Twitter’dan savcılığa başvurduğunu açıklayan Gürsel şunları kaydetti:

Delilsiz, keyfi biçimde 11 ay hapiste tutulduğum Cumhuriyet soruşturması davasında gazetecilik faaliyetimin suçlanması nedeniyle hakkımda verilen, onanan 2,5 yıllık hapis hükmünün infazı için 20 Mayıs’ta 10 gün içinde savcılıkta olmam istendi.

Hakkımdaki 2,5 yıllık hükmün infazı için aldığım çağrıya uyarak bugün Başsavcılığa başvurdum. 11 aylık tutukluluğum, 2,5 yılın hapisteki infaz süresini karşılamaktadır. İnfaz gerekçesiyle yeniden hapsedilmem hukuka aykırıdır.

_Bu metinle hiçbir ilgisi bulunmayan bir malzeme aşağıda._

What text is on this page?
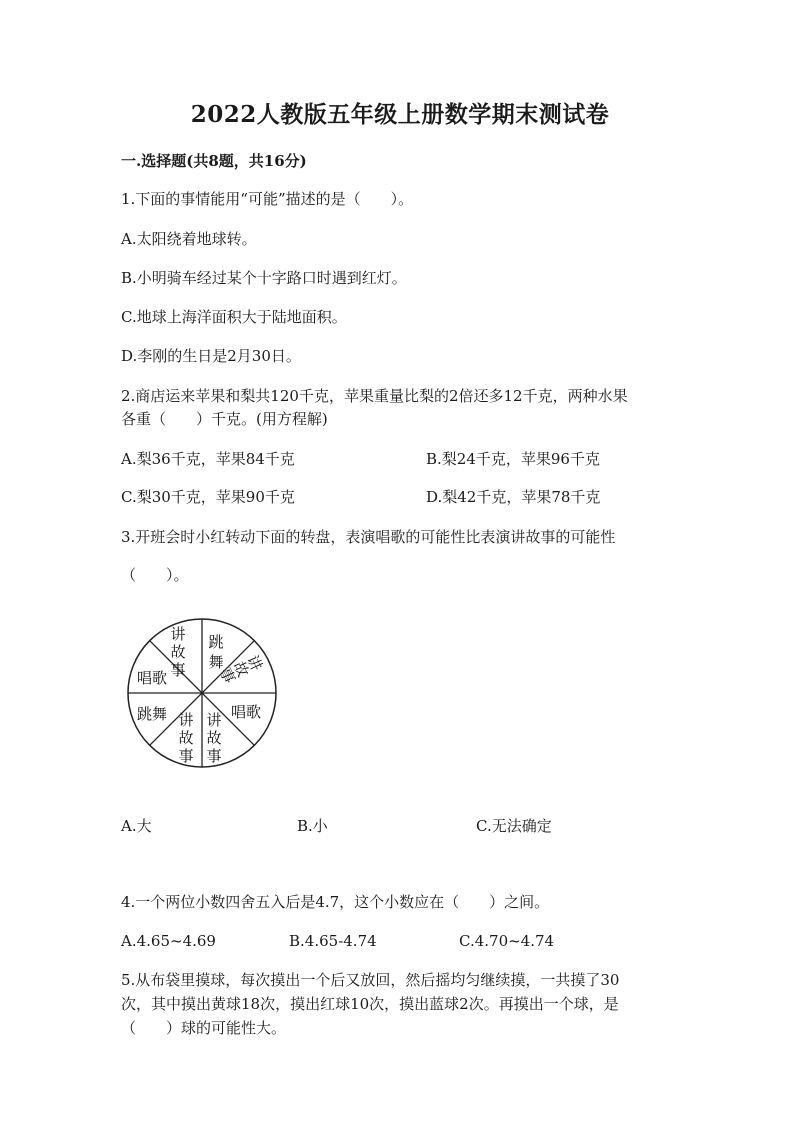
2022人教版五年级上册数学期末测试卷
一.选择题(共8题，共16分)
1.下面的事情能用“可能”描述的是（　　）。
A.太阳绕着地球转。
B.小明骑车经过某个十字路口时遇到红灯。
C.地球上海洋面积大于陆地面积。
D.李刚的生日是2月30日。
2.商店运来苹果和梨共120千克，苹果重量比梨的2倍还多12千克，两种水果
各重（　　）千克。(用方程解)
A.梨36千克，苹果84千克	B.梨24千克，苹果96千克
C.梨30千克，苹果90千克	D.梨42千克，苹果78千克
3.开班会时小红转动下面的转盘，表演唱歌的可能性比表演讲故事的可能性
（　　）。
讲
故
事
跳
舞 讲
故
事
唱歌
跳舞	唱歌
讲
故
事
讲
故
事
A.大	B.小	C.无法确定
4.一个两位小数四舍五入后是4.7，这个小数应在（　　）之间。
A.4.65~4.69	B.4.65-4.74	C.4.70~4.74
5.从布袋里摸球，每次摸出一个后又放回，然后摇均匀继续摸，一共摸了30
次，其中摸出黄球18次，摸出红球10次，摸出蓝球2次。再摸出一个球，是
（　　）球的可能性大。
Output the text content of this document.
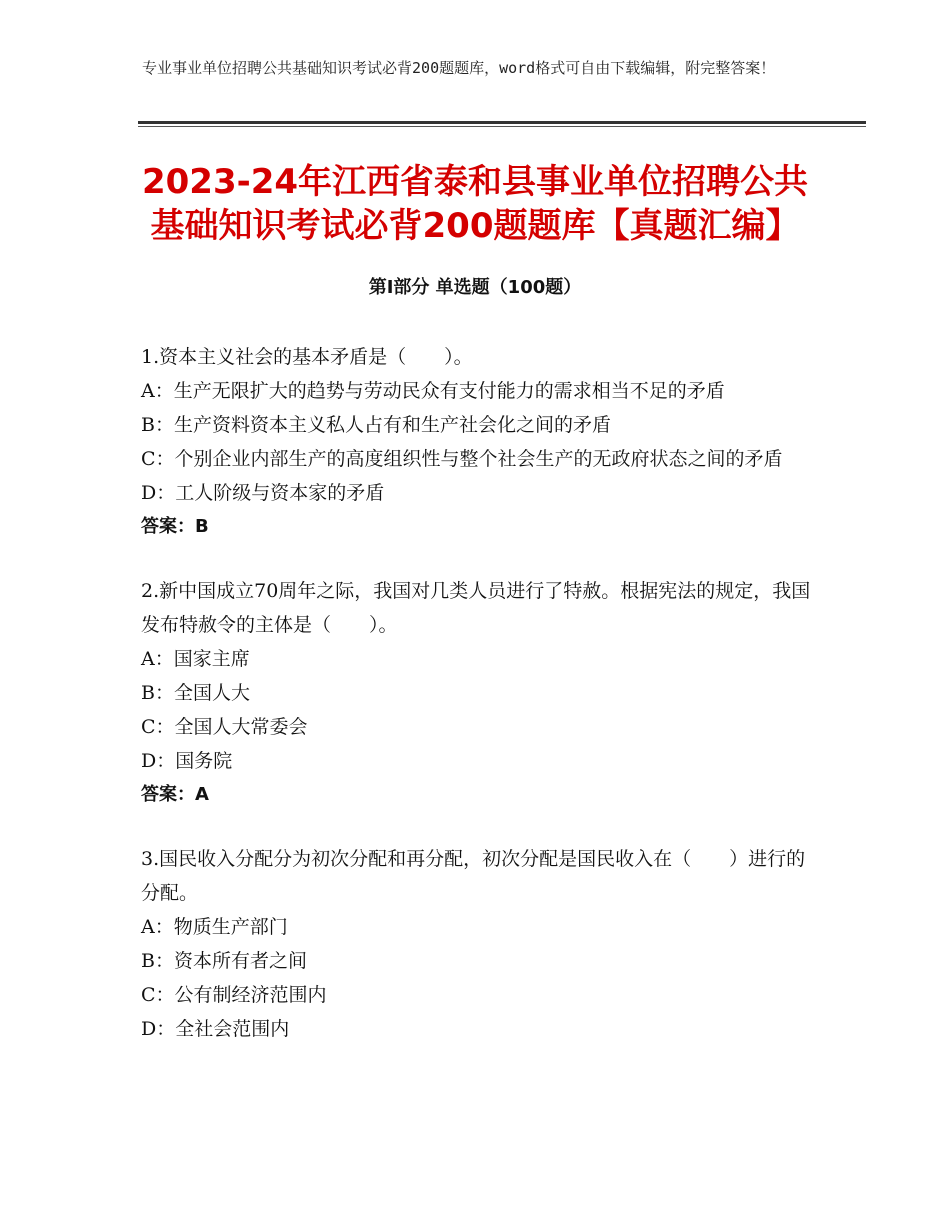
专业事业单位招聘公共基础知识考试必背200题题库，word格式可自由下载编辑，附完整答案！
2023-24年江西省泰和县事业单位招聘公共基础知识考试必背200题题库【真题汇编】
第Ⅰ部分 单选题（100题）
1.资本主义社会的基本矛盾是（　　）。
A：生产无限扩大的趋势与劳动民众有支付能力的需求相当不足的矛盾
B：生产资料资本主义私人占有和生产社会化之间的矛盾
C：个别企业内部生产的高度组织性与整个社会生产的无政府状态之间的矛盾
D：工人阶级与资本家的矛盾
答案：B
2.新中国成立70周年之际，我国对几类人员进行了特赦。根据宪法的规定，我国发布特赦令的主体是（　　）。
A：国家主席
B：全国人大
C：全国人大常委会
D：国务院
答案：A
3.国民收入分配分为初次分配和再分配，初次分配是国民收入在（　　）进行的分配。
A：物质生产部门
B：资本所有者之间
C：公有制经济范围内
D：全社会范围内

Cumhuriyet davasında verilen 11 aylık süresini tutuklu geçirdiğim 2,5 yıllık hapsin infazı, yasa gereği denetimli serbestlik yoluyla olmak zorundadır. Buna rağmen hapse konulmam söz konusudur.

Cumhuriyet davasında verilen ve tutuklulukta peşinen infaz edilmiş olan haksız ve delilsiz hüküm nedeniyle, değil birkaç gün, bir saniye için dahi hapsedilmem hukuken mümkün değildir, olursa, bu hukukun ağır bir ihlalidir.

AYM’nin hak ihlali başvurumdan 28,5 ay sonra nihayet 2 Mayıs’ta verdiği, ifade özgürlüğü hakkımın ihlal edildiği yönündeki kararı, aleyhimdeki sözde delili, dolayısıyla suçlamayı ve mahkumiyeti düşürür niteliktedir.

Aleyhimdeki delili, suçlamayı ve mahkumiyeti hukuken geçersiz kılarak yeniden yargılanıp beraat etmemin yolunu açması gereken AYM kararı varken, tutukluğum sırasında infaz edilmiş bir hüküm için hapsedilmem hukuksuzluğu büyütüyor.

Gazetecilik faaliyetimden dolayı delilsiz, haksız hukuksuz olarak verilmiş ve 11 aylık tutukluluğum ile peşinen, tamamı infaz edilmiş bir hüküm gerekçe gösterilerek hapse konulmam, maruz kaldığım adaletsizliği daha da artırıyor.